社員を大切にしたいんです。だから、もしうちで働いていても、成長するフェーズであれば、会社都合で抑えることはしません。そもそも会社が魅力的であれば、戻ってくる人もいるでしょう。
たとえば、出産や育児で休んだり、退職したりする。でも、やがてストリートスマートに戻ってくる。制度ありきではなくて、そうやって自然と戻ってきやすい、働きやすい環境がどんどんできあがって、勝手に制度ができあがるくらいだといいなと思います。
ーー高藤
本当に、松林社長のお話は興味深いことばかりです。これまでの組織の在り方や、働き方の常識を変えていく、そういうチャレンジに関心がある方は増えているのではないでしょうか。
ぜひ、ストリートスマートさんでそうした挑戦をしてみたい方は、ぜひお気軽にご連絡を頂けたらと思います。
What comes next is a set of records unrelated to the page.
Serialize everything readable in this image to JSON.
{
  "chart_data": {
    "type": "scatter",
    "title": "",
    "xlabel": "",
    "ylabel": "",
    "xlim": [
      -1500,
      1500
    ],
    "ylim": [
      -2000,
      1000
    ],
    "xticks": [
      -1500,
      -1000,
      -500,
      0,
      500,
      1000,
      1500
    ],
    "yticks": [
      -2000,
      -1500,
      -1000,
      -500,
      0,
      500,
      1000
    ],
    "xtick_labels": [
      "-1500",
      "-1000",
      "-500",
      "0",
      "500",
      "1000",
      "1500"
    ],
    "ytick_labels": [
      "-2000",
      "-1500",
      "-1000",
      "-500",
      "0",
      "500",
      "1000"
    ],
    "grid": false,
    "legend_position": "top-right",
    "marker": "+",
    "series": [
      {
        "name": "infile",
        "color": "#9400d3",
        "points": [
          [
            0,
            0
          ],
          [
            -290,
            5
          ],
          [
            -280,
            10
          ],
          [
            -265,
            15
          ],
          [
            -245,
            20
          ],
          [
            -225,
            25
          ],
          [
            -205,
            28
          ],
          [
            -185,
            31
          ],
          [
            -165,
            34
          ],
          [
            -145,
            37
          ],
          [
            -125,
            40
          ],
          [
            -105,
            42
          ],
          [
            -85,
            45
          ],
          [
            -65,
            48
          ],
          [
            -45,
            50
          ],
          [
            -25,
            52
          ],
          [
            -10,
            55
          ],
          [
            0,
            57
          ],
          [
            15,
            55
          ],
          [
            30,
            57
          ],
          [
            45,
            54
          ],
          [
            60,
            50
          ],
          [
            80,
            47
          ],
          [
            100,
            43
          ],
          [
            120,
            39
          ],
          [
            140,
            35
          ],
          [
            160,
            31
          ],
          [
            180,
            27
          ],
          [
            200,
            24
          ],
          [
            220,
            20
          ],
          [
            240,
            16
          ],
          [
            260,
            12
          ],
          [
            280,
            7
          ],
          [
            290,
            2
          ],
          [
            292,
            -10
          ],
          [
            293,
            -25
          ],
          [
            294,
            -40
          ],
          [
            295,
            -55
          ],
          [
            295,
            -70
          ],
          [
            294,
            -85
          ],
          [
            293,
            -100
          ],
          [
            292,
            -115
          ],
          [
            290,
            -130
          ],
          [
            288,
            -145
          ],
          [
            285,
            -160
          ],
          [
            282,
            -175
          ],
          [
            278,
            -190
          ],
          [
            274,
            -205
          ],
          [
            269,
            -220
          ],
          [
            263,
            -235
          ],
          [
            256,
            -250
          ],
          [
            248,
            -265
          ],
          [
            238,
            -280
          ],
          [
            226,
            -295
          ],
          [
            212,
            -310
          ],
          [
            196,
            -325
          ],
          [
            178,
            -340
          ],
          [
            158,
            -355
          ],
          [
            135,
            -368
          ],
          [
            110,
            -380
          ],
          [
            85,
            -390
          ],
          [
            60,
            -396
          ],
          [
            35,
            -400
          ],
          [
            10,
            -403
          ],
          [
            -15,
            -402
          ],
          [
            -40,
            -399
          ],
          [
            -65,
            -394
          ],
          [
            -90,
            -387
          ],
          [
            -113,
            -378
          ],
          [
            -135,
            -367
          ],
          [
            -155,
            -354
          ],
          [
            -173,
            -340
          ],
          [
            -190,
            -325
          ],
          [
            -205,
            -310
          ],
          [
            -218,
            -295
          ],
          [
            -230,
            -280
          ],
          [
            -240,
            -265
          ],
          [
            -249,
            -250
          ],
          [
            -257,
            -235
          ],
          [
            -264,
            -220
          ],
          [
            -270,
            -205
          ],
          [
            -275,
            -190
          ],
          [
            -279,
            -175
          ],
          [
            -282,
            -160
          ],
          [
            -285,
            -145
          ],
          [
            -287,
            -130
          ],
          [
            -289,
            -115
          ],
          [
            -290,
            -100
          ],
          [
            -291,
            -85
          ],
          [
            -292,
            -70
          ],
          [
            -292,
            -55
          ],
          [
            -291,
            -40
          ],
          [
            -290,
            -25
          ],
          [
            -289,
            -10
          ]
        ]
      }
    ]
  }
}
本日はどうもありがとうございました!
文・編集/大橋 礼
■プロフィール■
松林 大輔
株式会社ストリートスマート代表取締役
大阪府生まれ。20歳の時に独立を決意し、経営を学ぶためベンチャー企業へ入社。20代半ばで役員へ昇格し、140名近い営業部隊を統括する。
2009年9月にストリートスマートを創業。「ひとりひとりが活躍し、仕事を歓びに変えられる人を1人でも多く増やす」をミッションに、企業や教育機関へクラウドツールの導入支援を行う。
2016年、働き方を選択できる社会づくりを目指して一般社団法人at Will Workを設立、代表理事に就任。世の中に働き方の選択肢を増やすため、カンファレンスやアワードの開催など、さまざまな活動を展開中。